Kalah saing terutama dalam hal kecantikan, maka mundurlah Kayla dan berusaha
untuk melupakan cintanya terhadap Ruben.
Kayla adalah
seorang petualang, gadis mandiri ini memulai perjalanannya ke beberapa tempat
di Indonesia demi usaha melupakan Ruben. Malang adalah Kota pertama yang ia
kunjungi, lalu Bali, Lombok, Makassar, Medan, Brastagi, adalah beberapa kota
yang kelak akan dikunjungi Kayla seiring tersesatnya ia dalam labirin rasa. Di
setiap tempat itu, Kayla mulai belajar memahami cinta, melalui sosok-sosok yang
berbeda, melalui lelaki dan wanita yang pernah berkenalan dengannya.
Tentu saja dalam
perjalanan itu, Kayla masih memikirkan Pangeran Fajar hasil ramalan kakeknya.
Siapa yang akhirnya menjadi Pangeran Fajar untuk Kayla?
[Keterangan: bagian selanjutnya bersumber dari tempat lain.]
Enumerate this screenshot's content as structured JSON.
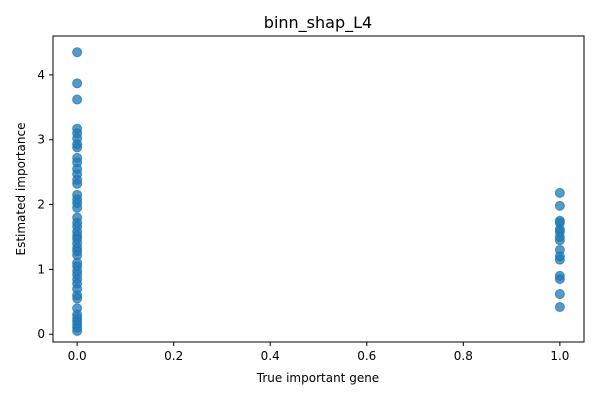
{
  "chart_data": {
    "type": "scatter",
    "title": "binn_shap_L4",
    "xlabel": "True important gene",
    "ylabel": "Estimated importance",
    "xlim": [
      -0.05,
      1.05
    ],
    "ylim": [
      -0.12,
      4.6
    ],
    "xticks": [
      0.0,
      0.2,
      0.4,
      0.6,
      0.8,
      1.0
    ],
    "xtick_labels": [
      "0.0",
      "0.2",
      "0.4",
      "0.6",
      "0.8",
      "1.0"
    ],
    "yticks": [
      0,
      1,
      2,
      3,
      4
    ],
    "ytick_labels": [
      "0",
      "1",
      "2",
      "3",
      "4"
    ],
    "grid": false,
    "marker_color": "#1f77b4",
    "marker_alpha": 0.75,
    "series": [
      {
        "points": [
          {
            "x": 0,
            "y": 4.35
          },
          {
            "x": 0,
            "y": 3.87
          },
          {
            "x": 0,
            "y": 3.62
          },
          {
            "x": 0,
            "y": 3.17
          },
          {
            "x": 0,
            "y": 3.1
          },
          {
            "x": 0,
            "y": 3.02
          },
          {
            "x": 0,
            "y": 2.93
          },
          {
            "x": 0,
            "y": 2.88
          },
          {
            "x": 0,
            "y": 2.72
          },
          {
            "x": 0,
            "y": 2.65
          },
          {
            "x": 0,
            "y": 2.55
          },
          {
            "x": 0,
            "y": 2.47
          },
          {
            "x": 0,
            "y": 2.38
          },
          {
            "x": 0,
            "y": 2.32
          },
          {
            "x": 0,
            "y": 2.15
          },
          {
            "x": 0,
            "y": 2.08
          },
          {
            "x": 0,
            "y": 2.02
          },
          {
            "x": 0,
            "y": 1.95
          },
          {
            "x": 0,
            "y": 1.8
          },
          {
            "x": 0,
            "y": 1.72
          },
          {
            "x": 0,
            "y": 1.66
          },
          {
            "x": 0,
            "y": 1.58
          },
          {
            "x": 0,
            "y": 1.52
          },
          {
            "x": 0,
            "y": 1.47
          },
          {
            "x": 0,
            "y": 1.4
          },
          {
            "x": 0,
            "y": 1.33
          },
          {
            "x": 0,
            "y": 1.28
          },
          {
            "x": 0,
            "y": 1.22
          },
          {
            "x": 0,
            "y": 1.1
          },
          {
            "x": 0,
            "y": 1.05
          },
          {
            "x": 0,
            "y": 0.98
          },
          {
            "x": 0,
            "y": 0.92
          },
          {
            "x": 0,
            "y": 0.85
          },
          {
            "x": 0,
            "y": 0.78
          },
          {
            "x": 0,
            "y": 0.7
          },
          {
            "x": 0,
            "y": 0.6
          },
          {
            "x": 0,
            "y": 0.55
          },
          {
            "x": 0,
            "y": 0.4
          },
          {
            "x": 0,
            "y": 0.3
          },
          {
            "x": 0,
            "y": 0.25
          },
          {
            "x": 0,
            "y": 0.2
          },
          {
            "x": 0,
            "y": 0.15
          },
          {
            "x": 0,
            "y": 0.1
          },
          {
            "x": 0,
            "y": 0.05
          },
          {
            "x": 1,
            "y": 2.18
          },
          {
            "x": 1,
            "y": 1.98
          },
          {
            "x": 1,
            "y": 1.75
          },
          {
            "x": 1,
            "y": 1.72
          },
          {
            "x": 1,
            "y": 1.62
          },
          {
            "x": 1,
            "y": 1.58
          },
          {
            "x": 1,
            "y": 1.5
          },
          {
            "x": 1,
            "y": 1.45
          },
          {
            "x": 1,
            "y": 1.3
          },
          {
            "x": 1,
            "y": 1.2
          },
          {
            "x": 1,
            "y": 1.15
          },
          {
            "x": 1,
            "y": 0.9
          },
          {
            "x": 1,
            "y": 0.85
          },
          {
            "x": 1,
            "y": 0.62
          },
          {
            "x": 1,
            "y": 0.42
          }
        ]
      }
    ]
  }
}
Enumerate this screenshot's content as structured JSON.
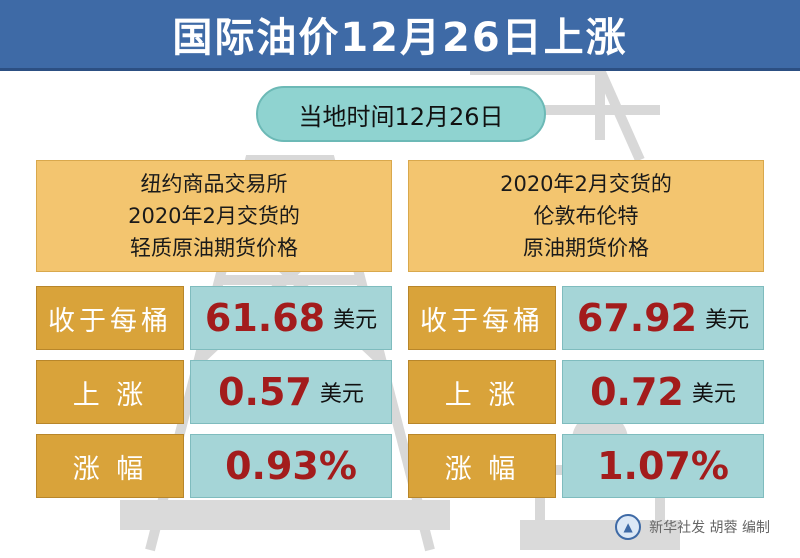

Di mana ia akan
menemukannya?
“Kayla, cinta itu membahagiakan. Namun, jika ia sudah mulai jadi beban, lepaskan jika harus melepaskan. Beri waktu. Beri ruang untuk cinta dapat bertumbuh alami hingga ia bisa mengambil keputusan. Karena cinta tak boleh dipaksakan. Ia hinggap bebas di hati setiap orang tanpa bisa diatur.”
Yah, baca sendiri
ya kisahnya :D
Ini adalah novel
romance-travel Indonesia pertama yang saya baca. Tak banyak kisah cinta yang
mampu dibalut ‘jalan-jalan’ dengan apik seperti buku ini. Mungkin karena banyak
lokasi, jadi penceritaannya tidak terlalu detil. Tapi buat saya yang belum
pernah ke satu pun tempat dalam buku ini (termasuk Prambanan dan Malioboro),
saya mampu membayangkan dengan mudah keadaan di lokasi tersebut.
Tokoh Kayla juga
digarap dengan karakter yang kuat, mandiri, tomboy, berkemauan keras, cuek,
keras kepala dan agresif. Penulis juga mampu mengajak pembacanya untuk masuk
menelusuri labirin rasa yang ditempuh bersama Kayla. Kadang kita dibuat jengkel
dengan Kayla yang egois, tapi kadang dibuat salut dengan kemandirian Kayla.
Sayangnya alur
cerita dalam buku ini tidak halus dalam berganti suasana. Terkesan dipotong
atau diburu-buru perpindahannya. Typonya juga masih bertebaran, ada satu yang agak
parah adalah typo pada halaman 259 ketika nama Patar yang tertulis di baris
ketiga, padahal seharusnya nama Ruben. Jadi gagal menghayati keseruan dialog
mereka deh. X)
Yang pasti membaca
dialog-dialog Kayla, saya kadang membatin, apa ya beneran ada cewek seperti dia?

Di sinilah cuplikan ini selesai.